Both problems are very much present in the United States, but they’re even worse in the euro area, where fiscal policy has been highly contractionary — thanks to savage forced austerity measures in the peripheral euro zone countries and precautionary austerity measures in the core nations, so that monetary policy is the only game in town — and where peripheral economies also need large internal devaluation.

Given this, Europe’s latest inflation numbers are just disastrous: core inflation over the past year of just 0.8 percent. Alas, European officials think that because the European Central Bank has calmed financial markets and some countries are showing slight growth, the crisis is over.

More Notes on Germany

I had a few more things to say about Germany’s trade surplus and the report from the United States Treasury explaining, correctly, that this surplus is harmful to the world economy. If you ask me, the worst thing in an article published recently in Der Spiegel about the controversy is a statement from Germany’s Economics Ministry, which said that “Germany’s surplus is a sign of the competitiveness of the German economy and global demand for quality products from Germany.” Economists everywhere should read this and weep. It is a basic truth in accounting that: Current account = Savings – Investment. Any story about the determination of the current account balance must take this into account.
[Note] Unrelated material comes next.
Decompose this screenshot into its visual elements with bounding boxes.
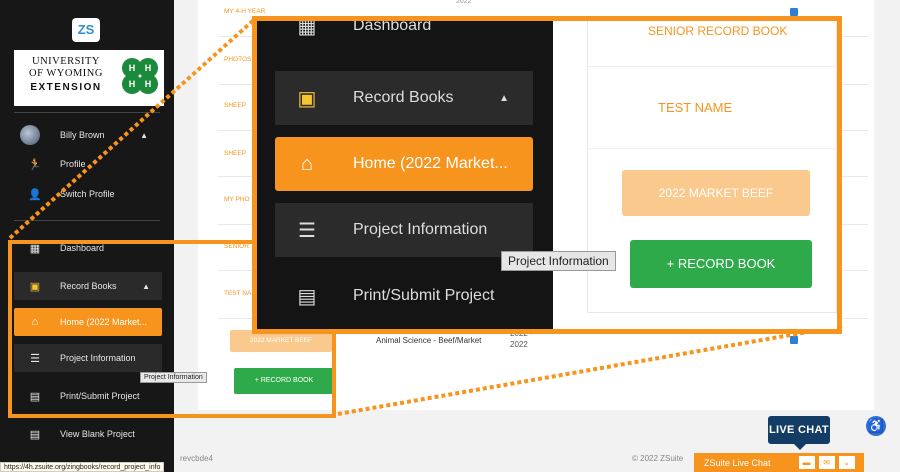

Suppose you have wonderful products that the world loves; even so, if you have low savings and high investment, you must run deficits. How can this happen? Simple: You end up with a high value currency and/or high wages relative to competitors. So while it’s impressive that Germany can run a surplus despite quite high labor costs, and that’s a testimony to the quality of its stuff, ultimately the surplus reflects high savings relative to investment. And we are, as I wrote in a different context just the other day, in a world awash in savings – a world in which someone who decides to spend less and save more makes everyone else poorer.

That’s not the normal situation, but it’s where we are now, and where we have been for five years. Does the German Economics Ministry not understand any of this? My guess is that it doesn’t — that Germany really does see itself as a role model, believes that all would be well if everyone behaved the same, and doesn’t see the notion of a world in which everyone runs big trade surpluses as being problematic in the least.